Kids have such a lovely way of both surprising and shaming us at the same time don’t they?!
When mine were little, I was waiting at the school gates, as you do! My 6 year old daughter (at the time) arrived but I still had to wait for my son. At the top of her voice – because that’s what kids do – she said “Mummy. I know what sex is”
Everyone around us stopped talking. Birds stopped chirping. Cars stalled. Dogs stopped peeing on lamp posts.. all waiting to see what I’d do.
I eventually asked in a strangled voice – trying to buy time “Oh? What’s that then?”
“Sex is where Grandma lives” My mother lived in Sussex.
Heart failure and Social Services averted for another day!!

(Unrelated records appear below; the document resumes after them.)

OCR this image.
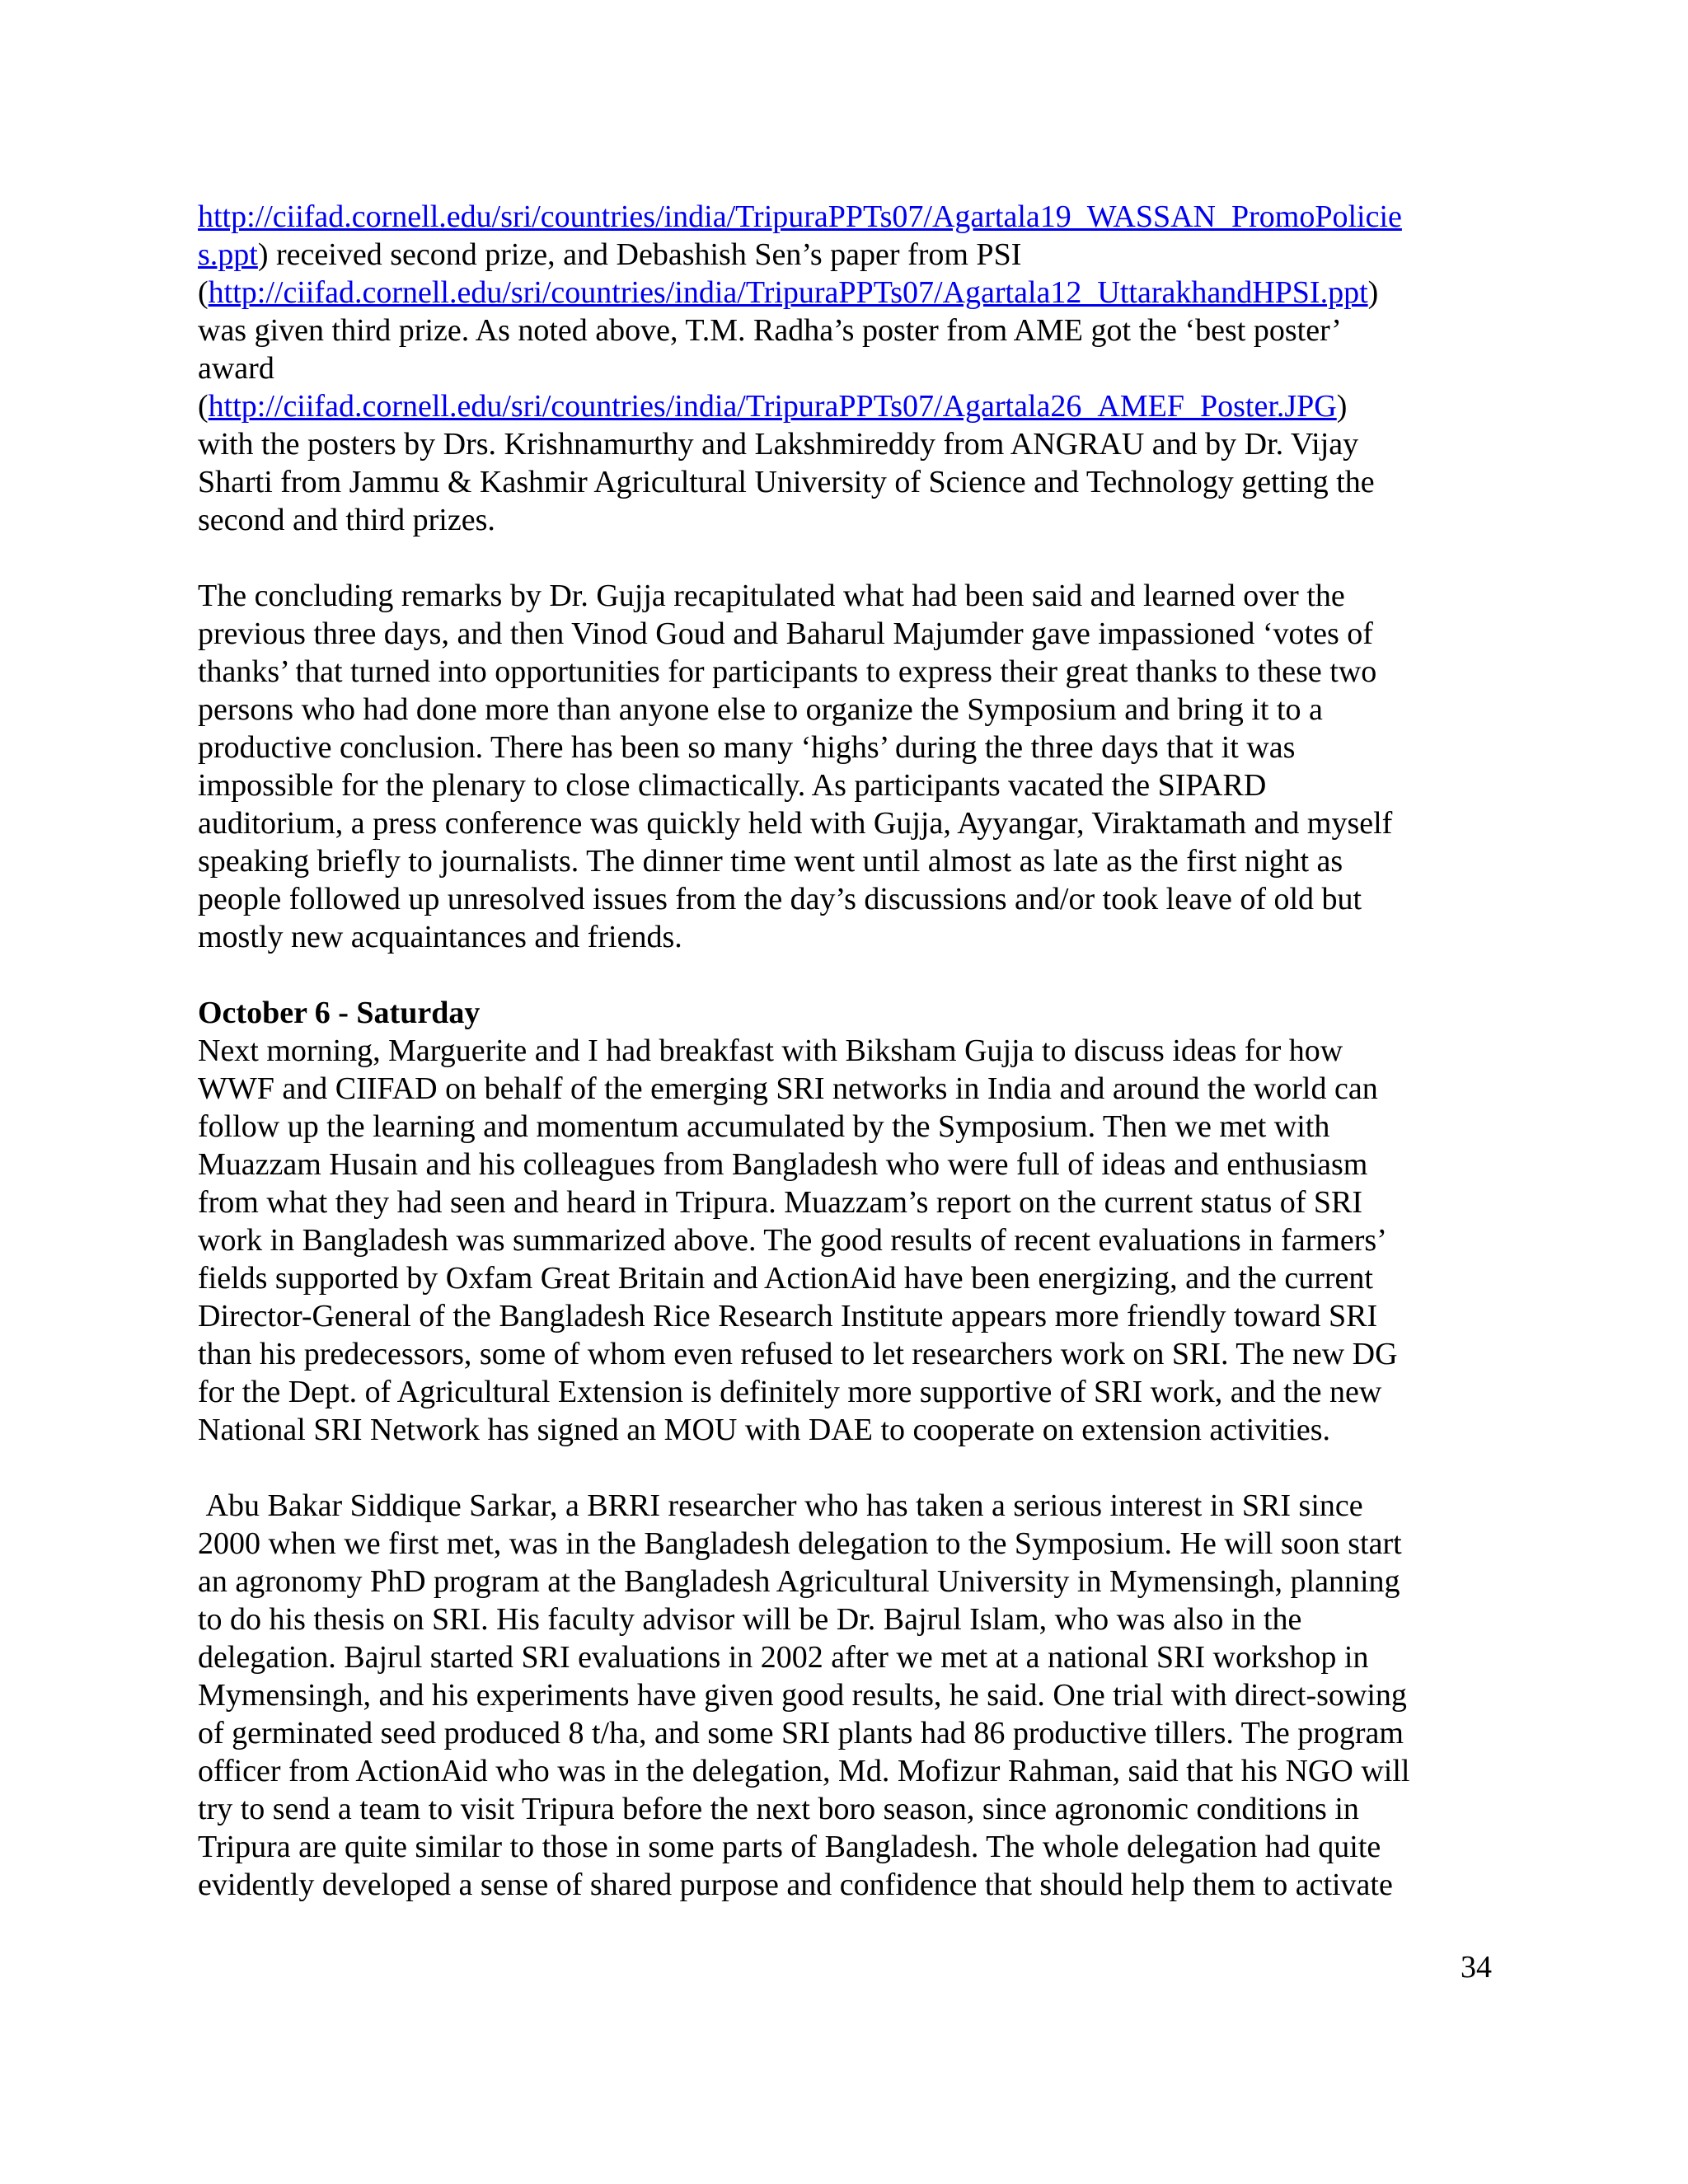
http://ciifad.cornell.edu/sri/countries/india/TripuraPPTs07/Agartala19_WASSAN_PromoPolicie
s.ppt) received second prize, and Debashish Sen’s paper from PSI
(http://ciifad.cornell.edu/sri/countries/india/TripuraPPTs07/Agartala12_UttarakhandHPSI.ppt)
was given third prize. As noted above, T.M. Radha’s poster from AME got the ‘best poster’
award
(http://ciifad.cornell.edu/sri/countries/india/TripuraPPTs07/Agartala26_AMEF_Poster.JPG)
with the posters by Drs. Krishnamurthy and Lakshmireddy from ANGRAU and by Dr. Vijay
Sharti from Jammu & Kashmir Agricultural University of Science and Technology getting the
second and third prizes.

The concluding remarks by Dr. Gujja recapitulated what had been said and learned over the
previous three days, and then Vinod Goud and Baharul Majumder gave impassioned ‘votes of
thanks’ that turned into opportunities for participants to express their great thanks to these two
persons who had done more than anyone else to organize the Symposium and bring it to a
productive conclusion. There has been so many ‘highs’ during the three days that it was
impossible for the plenary to close climactically. As participants vacated the SIPARD
auditorium, a press conference was quickly held with Gujja, Ayyangar, Viraktamath and myself
speaking briefly to journalists. The dinner time went until almost as late as the first night as
people followed up unresolved issues from the day’s discussions and/or took leave of old but
mostly new acquaintances and friends.

October 6 - Saturday

Next morning, Marguerite and I had breakfast with Biksham Gujja to discuss ideas for how
WWF and CIIFAD on behalf of the emerging SRI networks in India and around the world can
follow up the learning and momentum accumulated by the Symposium. Then we met with
Muazzam Husain and his colleagues from Bangladesh who were full of ideas and enthusiasm
from what they had seen and heard in Tripura. Muazzam’s report on the current status of SRI
work in Bangladesh was summarized above. The good results of recent evaluations in farmers’
fields supported by Oxfam Great Britain and ActionAid have been energizing, and the current
Director-General of the Bangladesh Rice Research Institute appears more friendly toward SRI
than his predecessors, some of whom even refused to let researchers work on SRI. The new DG
for the Dept. of Agricultural Extension is definitely more supportive of SRI work, and the new
National SRI Network has signed an MOU with DAE to cooperate on extension activities.

Abu Bakar Siddique Sarkar, a BRRI researcher who has taken a serious interest in SRI since
2000 when we first met, was in the Bangladesh delegation to the Symposium. He will soon start
an agronomy PhD program at the Bangladesh Agricultural University in Mymensingh, planning
to do his thesis on SRI. His faculty advisor will be Dr. Bajrul Islam, who was also in the
delegation. Bajrul started SRI evaluations in 2002 after we met at a national SRI workshop in
Mymensingh, and his experiments have given good results, he said. One trial with direct-sowing
of germinated seed produced 8 t/ha, and some SRI plants had 86 productive tillers. The program
officer from ActionAid who was in the delegation, Md. Mofizur Rahman, said that his NGO will
try to send a team to visit Tripura before the next boro season, since agronomic conditions in
Tripura are quite similar to those in some parts of Bangladesh. The whole delegation had quite
evidently developed a sense of shared purpose and confidence that should help them to activate

34
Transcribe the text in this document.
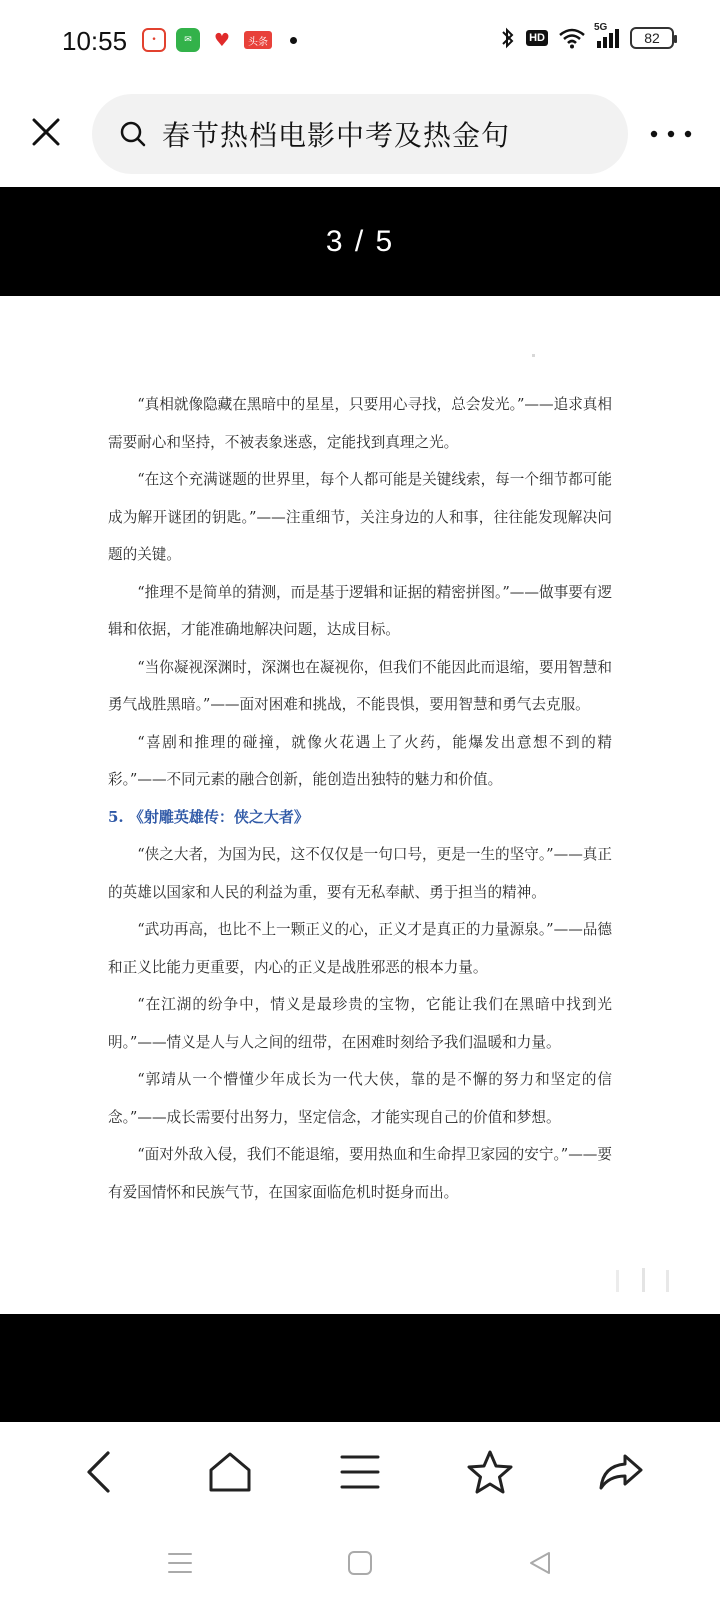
10:55	•	✉	♥	头条	HD
5G
82
春节热档电影中考及热金句
3 / 5

“真相就像隐藏在黑暗中的星星，只要用心寻找，总会发光。”——追求真相需要耐心和坚持，不被表象迷惑，定能找到真理之光。

“在这个充满谜题的世界里，每个人都可能是关键线索，每一个细节都可能成为解开谜团的钥匙。”——注重细节，关注身边的人和事，往往能发现解决问题的关键。

“推理不是简单的猜测，而是基于逻辑和证据的精密拼图。”——做事要有逻辑和依据，才能准确地解决问题，达成目标。

“当你凝视深渊时，深渊也在凝视你，但我们不能因此而退缩，要用智慧和勇气战胜黑暗。”——面对困难和挑战，不能畏惧，要用智慧和勇气去克服。

“喜剧和推理的碰撞，就像火花遇上了火药，能爆发出意想不到的精彩。”——不同元素的融合创新，能创造出独特的魅力和价值。

5. 《射雕英雄传：侠之大者》

“侠之大者，为国为民，这不仅仅是一句口号，更是一生的坚守。”——真正的英雄以国家和人民的利益为重，要有无私奉献、勇于担当的精神。

“武功再高，也比不上一颗正义的心，正义才是真正的力量源泉。”——品德和正义比能力更重要，内心的正义是战胜邪恶的根本力量。

“在江湖的纷争中，情义是最珍贵的宝物，它能让我们在黑暗中找到光明。”——情义是人与人之间的纽带，在困难时刻给予我们温暖和力量。

“郭靖从一个懵懂少年成长为一代大侠，靠的是不懈的努力和坚定的信念。”——成长需要付出努力，坚定信念，才能实现自己的价值和梦想。

“面对外敌入侵，我们不能退缩，要用热血和生命捍卫家园的安宁。”——要有爱国情怀和民族气节，在国家面临危机时挺身而出。
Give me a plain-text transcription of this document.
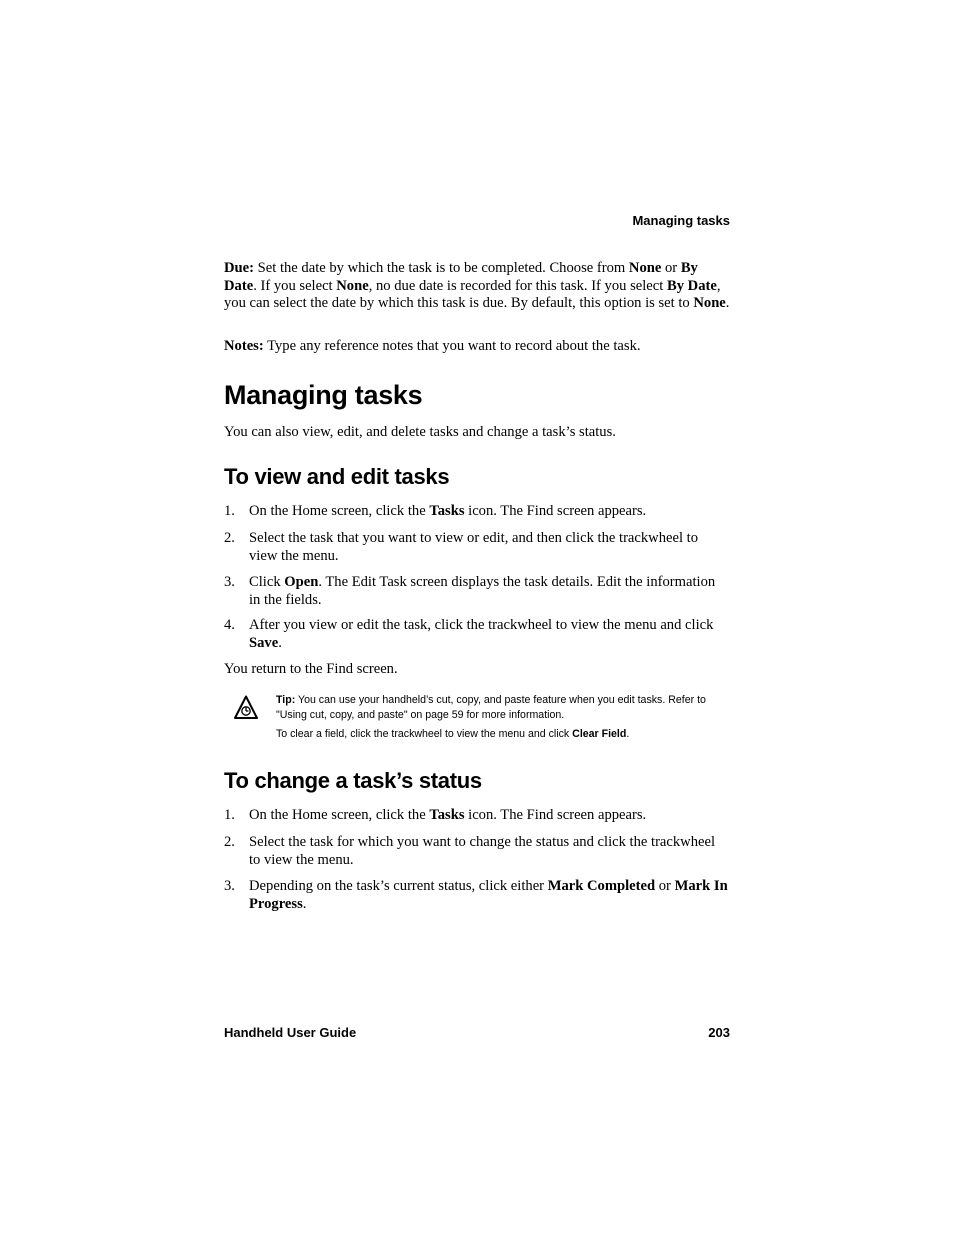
Managing tasks

Due: Set the date by which the task is to be completed. Choose from None or By Date. If you select None, no due date is recorded for this task. If you select By Date, you can select the date by which this task is due. By default, this option is set to None.

Notes: Type any reference notes that you want to record about the task.

Managing tasks

You can also view, edit, and delete tasks and change a task’s status.

To view and edit tasks
1. On the Home screen, click the Tasks icon. The Find screen appears.
2. Select the task that you want to view or edit, and then click the trackwheel to view the menu.
3. Click Open. The Edit Task screen displays the task details. Edit the information in the fields.
4. After you view or edit the task, click the trackwheel to view the menu and click Save.

You return to the Find screen.

Tip: You can use your handheld’s cut, copy, and paste feature when you edit tasks. Refer to "Using cut, copy, and paste" on page 59 for more information.

To clear a field, click the trackwheel to view the menu and click Clear Field.

To change a task’s status
1. On the Home screen, click the Tasks icon. The Find screen appears.
2. Select the task for which you want to change the status and click the trackwheel to view the menu.
3. Depending on the task’s current status, click either Mark Completed or Mark In Progress.
Handheld User Guide	203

This is the same kid who was sat watching TV with her brother another day. I was half reading, half keeping an eye on them as they fought like cat and dog. There’s not quite eleven months between them and it utterly crucifies her that they are the same age for a few weeks every year!! (Yes I know – I don’t know what I was thinking either!!)
These two horrors only had two great grandparents left on the ex’s side. The ex’s mums dad and dad’s mum were both still alive – trying saying THAT when under the affluence of incahol!!
Fartichoke, was staring beyond the TV in his own little world and piped up with “I think Great Gran and Great Grandad should get married so they’ll have someone to talk to”
Princess PITA looked at him in that ‘lower than the belly of a worm’ way that only older sisters can do, let out a long-suffering sigh and exclaimed “Don’t be stupid. Great Grandad eats meat and Great Gran is a VAGINA”
We do go back to places a second time – if only to apologise!